We define $T_k = x^k + \frac{1}{x^k}$,for some non zero real number $x$. Then one can look at the algebra generated by $T_k$. Its simple to see that they satisfy

$$T_k T_l = T_{k+l} + T_{|k-l|} $$ Also we have that $T_{-k} = T_{k}, T_0 =2$.

It is simple to see via this relation that $T_1$ generates all $T_k$.

We are given that there is a choice of $x \in \mathbb{R}$ such that $ \exists m,n \in \mathbb{N}$ and $T_m,T_n \in \mathbb{Q}$. The question is to find the sufficient conditions that $m,n$ satisfy to imply that all $T_k$ are forced to be rational. ( this would translate to producing $T_1$ as a linear combination in the set generated by $T_n,T_m$)

As an example consider that $T_3,T_5 \in \mathbb{Q}$, then $T_3 T_3 = T_6 +2, T_5 T_5 = T_{10} +2, T_6 T_6 = T_{12} +2$, which tells us that $T_6,T_{10},T_{12} \in \mathbb{Q}$. Subtracting $T_{10} T_2 = T_{12} +T_8$ from $T_3 T_5 = T_2+T_8$ gives us $T_3 T_5 +T_{12} = T_2(1+T_{10})$, which gives us that $T_2$ is rational, and $T_1.T_2 = T_3 + T_1$, which tells that $T_1$ is rational, hence all $T_k$ are rational.
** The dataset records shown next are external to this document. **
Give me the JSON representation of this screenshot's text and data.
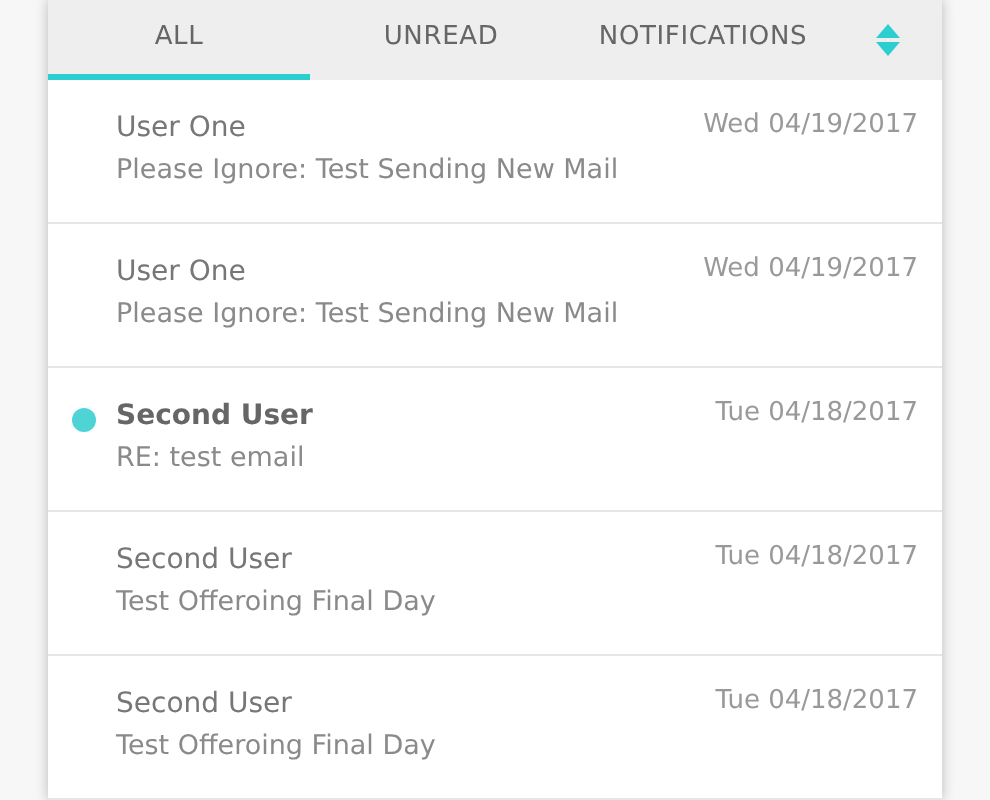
{
  "tabs": [
    {
      "label": "ALL",
      "selected": true
    },
    {
      "label": "UNREAD",
      "selected": false
    },
    {
      "label": "NOTIFICATIONS",
      "selected": false
    }
  ],
  "messages": [
    {
      "sender": "User One",
      "subject": "Please Ignore: Test Sending New Mail",
      "date": "Wed 04/19/2017",
      "unread": false
    },
    {
      "sender": "User One",
      "subject": "Please Ignore: Test Sending New Mail",
      "date": "Wed 04/19/2017",
      "unread": false
    },
    {
      "sender": "Second User",
      "subject": "RE: test email",
      "date": "Tue 04/18/2017",
      "unread": true
    },
    {
      "sender": "Second User",
      "subject": "Test Offeroing Final Day",
      "date": "Tue 04/18/2017",
      "unread": false
    },
    {
      "sender": "Second User",
      "subject": "Test Offeroing Final Day",
      "date": "Tue 04/18/2017",
      "unread": false
    }
  ]
}
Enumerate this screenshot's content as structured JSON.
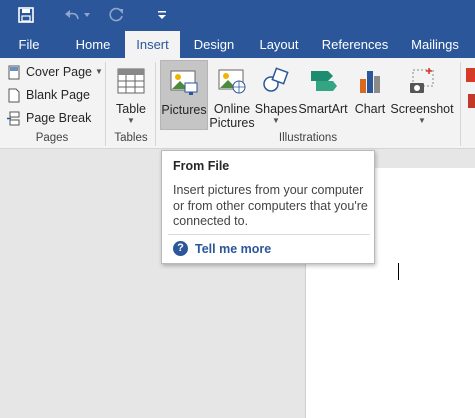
{
  "quick_access": {
    "save_icon": "save-icon",
    "undo_icon": "undo-icon",
    "redo_icon": "redo-icon",
    "customize_icon": "customize-quick-access-icon"
  },
  "tabs": [
    {
      "label": "File"
    },
    {
      "label": "Home"
    },
    {
      "label": "Insert"
    },
    {
      "label": "Design"
    },
    {
      "label": "Layout"
    },
    {
      "label": "References"
    },
    {
      "label": "Mailings"
    }
  ],
  "active_tab": "Insert",
  "ribbon": {
    "pages": {
      "cover_page": "Cover Page",
      "blank_page": "Blank Page",
      "page_break": "Page Break",
      "group_label": "Pages"
    },
    "tables": {
      "table": "Table",
      "group_label": "Tables"
    },
    "illustrations": {
      "pictures": "Pictures",
      "online_pictures_line1": "Online",
      "online_pictures_line2": "Pictures",
      "shapes": "Shapes",
      "smartart": "SmartArt",
      "chart": "Chart",
      "screenshot": "Screenshot",
      "group_label": "Illustrations"
    }
  },
  "tooltip": {
    "title": "From File",
    "body": "Insert pictures from your computer or from other computers that you're connected to.",
    "tell_me_more": "Tell me more"
  },
  "colors": {
    "brand": "#2b579a",
    "ribbon": "#f3f3f3"
  }
}
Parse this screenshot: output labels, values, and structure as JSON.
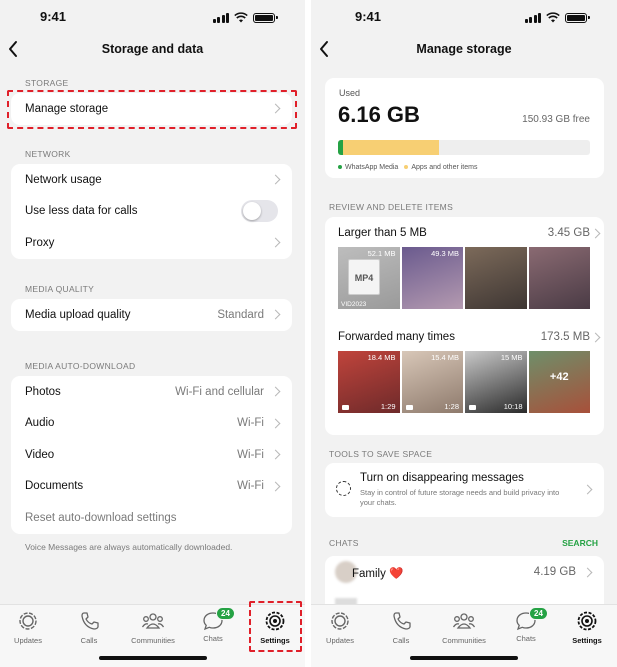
{
  "status": {
    "time": "9:41"
  },
  "left": {
    "nav": {
      "title": "Storage and data"
    },
    "sections": {
      "storage": "STORAGE",
      "network": "NETWORK",
      "media_quality": "MEDIA QUALITY",
      "auto_download": "MEDIA AUTO-DOWNLOAD"
    },
    "rows": {
      "manage_storage": "Manage storage",
      "network_usage": "Network usage",
      "use_less_data": "Use less data for calls",
      "proxy": "Proxy",
      "media_upload": "Media upload quality",
      "media_upload_value": "Standard",
      "photos": "Photos",
      "photos_value": "Wi-Fi and cellular",
      "audio": "Audio",
      "audio_value": "Wi-Fi",
      "video": "Video",
      "video_value": "Wi-Fi",
      "documents": "Documents",
      "documents_value": "Wi-Fi",
      "reset": "Reset auto-download settings"
    },
    "note": "Voice Messages are always automatically downloaded.",
    "use_less_data_on": false
  },
  "right": {
    "nav": {
      "title": "Manage storage"
    },
    "used_label": "Used",
    "used_value": "6.16 GB",
    "free": "150.93 GB free",
    "usage_fraction": {
      "whatsapp": 0.02,
      "other": 0.38
    },
    "legend": {
      "whatsapp": "WhatsApp Media",
      "other": "Apps and other items"
    },
    "review_header": "REVIEW AND DELETE ITEMS",
    "larger": {
      "title": "Larger than 5 MB",
      "size": "3.45 GB",
      "thumbs": [
        {
          "label": "52.1 MB",
          "doc": "MP4",
          "fname": "VID2023",
          "colors": [
            "#bdbdbd",
            "#9a9a9a"
          ]
        },
        {
          "label": "49.3 MB",
          "colors": [
            "#6a5a8e",
            "#b49ab0"
          ]
        },
        {
          "label": "",
          "colors": [
            "#7c6a5a",
            "#3e3633"
          ]
        },
        {
          "label": "",
          "colors": [
            "#8a6a72",
            "#4a3b45"
          ]
        }
      ]
    },
    "forwarded": {
      "title": "Forwarded many times",
      "size": "173.5 MB",
      "thumbs": [
        {
          "label": "18.4 MB",
          "duration": "1:29",
          "colors": [
            "#c0443c",
            "#6e2a2a"
          ]
        },
        {
          "label": "15.4 MB",
          "duration": "1:28",
          "colors": [
            "#d8c7b8",
            "#8e7a6c"
          ]
        },
        {
          "label": "15 MB",
          "duration": "10:18",
          "colors": [
            "#c9c9c9",
            "#2a2a2a"
          ]
        },
        {
          "label": "",
          "plus": "+42",
          "colors": [
            "#6e8f6a",
            "#a8503a"
          ]
        }
      ]
    },
    "tools_header": "TOOLS TO SAVE SPACE",
    "tool": {
      "title": "Turn on disappearing messages",
      "subtitle": "Stay in control of future storage needs and build privacy into your chats."
    },
    "chats_header": "CHATS",
    "search": "SEARCH",
    "chats": [
      {
        "name": "Family ❤️",
        "size": "4.19 GB"
      }
    ]
  },
  "tabs": [
    {
      "label": "Updates",
      "icon": "updates-icon"
    },
    {
      "label": "Calls",
      "icon": "phone-icon"
    },
    {
      "label": "Communities",
      "icon": "communities-icon"
    },
    {
      "label": "Chats",
      "icon": "chat-bubble-icon",
      "badge": "24"
    },
    {
      "label": "Settings",
      "icon": "gear-icon"
    }
  ],
  "colors": {
    "accent": "#25a244",
    "highlight": "#e0202a",
    "storage_other": "#f7cf73"
  }
}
(p.s.: I feel that a necessary and sufficient condition is to have that $gcd(m,n)=1$.)

Answer 1

Further to Martin R's comment.

In the case that $m,n$ are co-prime one can reduce to the case where they differ by $1$ by taking multiples which differ by 1 (these multiples still give rational T) and using the answers to this question

If $m,n$ have a common multiple $d\gt 1$ then set $x=\sqrt[d] 2$ to give an example where $T$ is rational only at multiples of $d$.

Of course in the case where $m,n$ have a common multiple $d\gt 1$ it is still possible that $T_1$ can be rational. Just choose the $T_m, T_n$ which are generated by your chosen value for $T_1$